U.S. Representatives Glenn ‘GT’ Thompson (R-PA) and Tim Ryan (D-OH) introduced the bipartisan Medical Evaluation Parity for Service Members
U.S. Representatives Glenn ‘GT’ Thompson (R-PA) and Tim Ryan
(D-OH)introduced the bipartisan Medical Evaluation Parity for Service Members (MEPS) Act (H.R. 4305). The bill, which has 13 bipartisan cosponsors and the support of a large number of military and mental health advocacy groups, will help the military identify behavioral health issues and improve suicide prevention by instituting a mental health assessment for all incoming military recruits.

"Despite increased awareness and expanded efforts to address behavioral health issues in the military, our service branches still face challenges when it comes to early detection and prevention. Issues such as Traumatic Brain Injuries, Post-Traumatic Stress, and suicide remain all too common. While the military performs comprehensive physical and medical evaluations, no similar examination for mental health exists,” stated Rep. Thompson. “The Medical Evaluation Parity for Service Members Act will institute a preliminary mental health assessment at the time recruits are first joining the military. This small but consequential improvement to recruitment evaluations will help address a recognized knowledge gap within the military and ensure our soldiers are both physically and mentally fit to serve.”

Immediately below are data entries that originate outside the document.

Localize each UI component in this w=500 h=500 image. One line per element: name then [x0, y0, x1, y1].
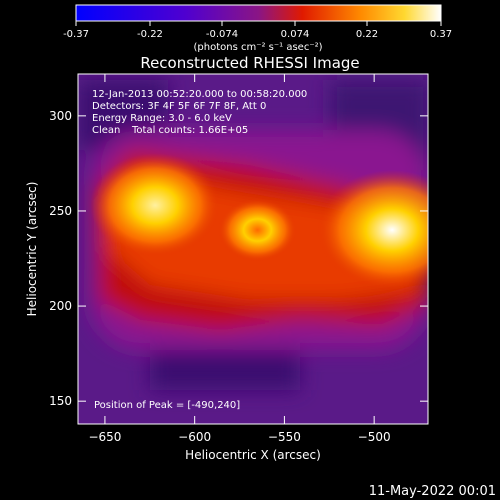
x-axis-label: Heliocentric X (arcsec) [185, 448, 321, 462]
y-tick-label: 200 [49, 299, 72, 313]
colorbar-tick-label: 0.22 [356, 29, 378, 40]
peak-position-annotation: Position of Peak = [-490,240] [94, 400, 240, 411]
emission-source [90, 153, 221, 258]
x-tick-label: −500 [358, 430, 391, 444]
colorbar-units: (photons cm⁻² s⁻¹ asec⁻²) [193, 42, 322, 53]
footer-date: 11-May-2022 00:01 [369, 484, 496, 499]
time-range-annotation: 12-Jan-2013 00:52:20.000 to 00:58:20.000 [92, 89, 307, 100]
colorbar: -0.37 -0.22 -0.074 0.074 0.22 0.37 (photons c… [63, 4, 452, 53]
y-axis-ticks: 150 200 250 300 [49, 109, 428, 408]
plot-frame [77, 73, 429, 425]
x-axis-ticks: −650 −600 −550 −500 [88, 74, 391, 444]
emission-source [217, 198, 298, 262]
colorbar-gradient [75, 4, 442, 22]
colorbar-tick-label: -0.37 [63, 29, 89, 40]
y-axis-label: Heliocentric Y (arcsec) [25, 182, 39, 317]
colorbar-tick-label: -0.074 [206, 29, 238, 40]
chart-title: Reconstructed RHESSI Image [140, 54, 359, 72]
y-tick-label: 300 [49, 109, 72, 123]
detectors-annotation: Detectors: 3F 4F 5F 6F 7F 8F, Att 0 [92, 101, 266, 112]
y-tick-label: 150 [49, 394, 72, 408]
colorbar-tick-label: 0.074 [281, 29, 310, 40]
energy-range-annotation: Energy Range: 3.0 - 6.0 keV [92, 113, 232, 124]
colorbar-ticks: -0.37 -0.22 -0.074 0.074 0.22 0.37 [63, 21, 452, 40]
plot-area [78, 74, 428, 424]
x-tick-label: −600 [178, 430, 211, 444]
emission-source [317, 169, 428, 290]
x-tick-label: −550 [268, 430, 301, 444]
colorbar-tick-label: -0.22 [137, 29, 163, 40]
x-tick-label: −650 [88, 430, 121, 444]
colorbar-tick-label: 0.37 [430, 29, 452, 40]
y-tick-label: 250 [49, 204, 72, 218]
method-annotation: Clean [92, 125, 120, 136]
total-counts-annotation: Total counts: 1.66E+05 [131, 125, 248, 136]
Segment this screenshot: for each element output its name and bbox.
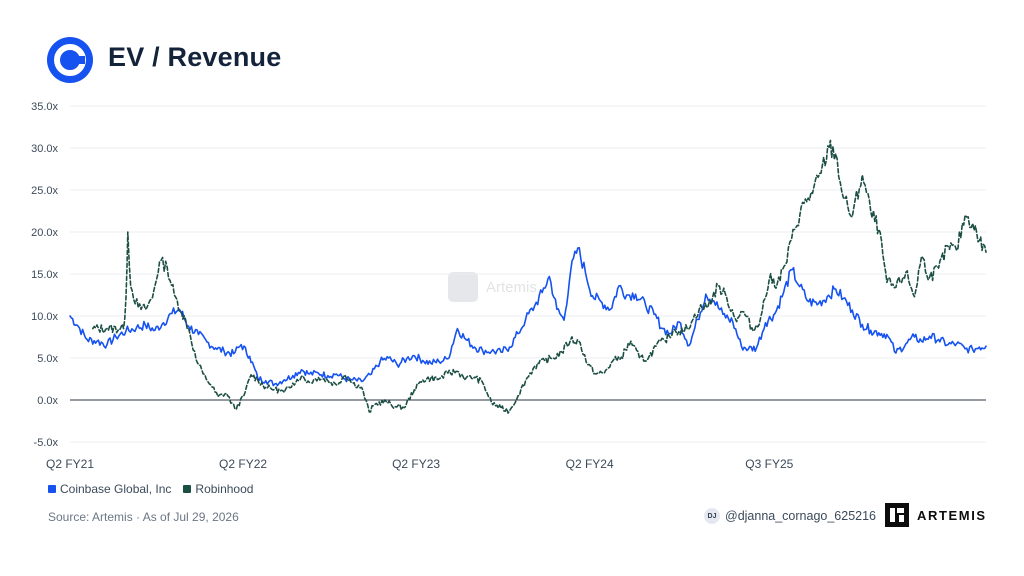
watermark: Artemis [448, 272, 537, 302]
x-tick-label: Q2 FY24 [566, 457, 614, 471]
legend-label-robinhood: Robinhood [195, 482, 254, 496]
legend-swatch-coinbase [48, 485, 56, 493]
y-axis: 35.0x 30.0x 25.0x 20.0x 15.0x 10.0x 5.0x 0.0x -5… [31, 101, 58, 449]
author[interactable]: DJ @djanna_cornago_625216 [704, 508, 876, 524]
grid [70, 105, 986, 443]
series-line-robinhood [92, 139, 987, 414]
y-tick-label: 35.0x [31, 101, 58, 113]
y-tick-label: 10.0x [31, 311, 58, 323]
artemis-watermark-icon [448, 272, 478, 302]
watermark-text: Artemis [486, 278, 537, 296]
coinbase-logo-icon [47, 37, 93, 83]
series-line-coinbase [69, 247, 987, 387]
brand: ARTEMIS [885, 503, 987, 527]
author-avatar: DJ [704, 508, 720, 524]
series [69, 139, 987, 414]
y-tick-label: -5.0x [34, 437, 59, 449]
x-tick-label: Q2 FY23 [392, 457, 440, 471]
y-tick-label: 0.0x [37, 395, 58, 407]
y-tick-label: 5.0x [37, 353, 58, 365]
legend-swatch-robinhood [183, 485, 192, 493]
artemis-logo-icon [885, 503, 909, 527]
legend-item-robinhood[interactable]: Robinhood [183, 482, 253, 496]
legend-label-coinbase: Coinbase Global, Inc [60, 482, 172, 496]
brand-name: ARTEMIS [917, 507, 987, 523]
x-axis: Q2 FY21 Q2 FY22 Q2 FY23 Q2 FY24 Q3 FY25 [46, 457, 794, 471]
x-tick-label: Q2 FY22 [219, 457, 267, 471]
y-tick-label: 15.0x [31, 269, 58, 281]
legend-item-coinbase[interactable]: Coinbase Global, Inc [48, 482, 171, 496]
y-tick-label: 30.0x [31, 143, 58, 155]
source-note: Source: Artemis · As of Jul 29, 2026 [48, 510, 239, 524]
y-tick-label: 25.0x [31, 185, 58, 197]
x-tick-label: Q3 FY25 [745, 457, 793, 471]
x-tick-label: Q2 FY21 [46, 457, 94, 471]
author-handle: @djanna_cornago_625216 [725, 509, 877, 523]
legend: Coinbase Global, Inc Robinhood [48, 482, 253, 496]
y-tick-label: 20.0x [31, 227, 58, 239]
page-title: EV / Revenue [108, 42, 282, 72]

“I am heartbroken by the staggering number of our veterans who are suffering from PTSD and TBI,” Rep. Ryan stated. “Our military makes sure every serviceman and woman is physically fit for duty and this legislation will ensure that they are also mentally fit. It will also ensure that we have a better baseline against which to measure any potential mental harm they may have incurred during their duty. These men and women put their lives on the line every day in the service of our nation, it is our duty to offer everything in our power to guarantee they return home safely, both physically and mentally.”

According to a recent Army study nearly one in five Army soldiers enter the service with a psychiatric disorder, and nearly half of all soldiers who tried suicide first attempted it before enlisting.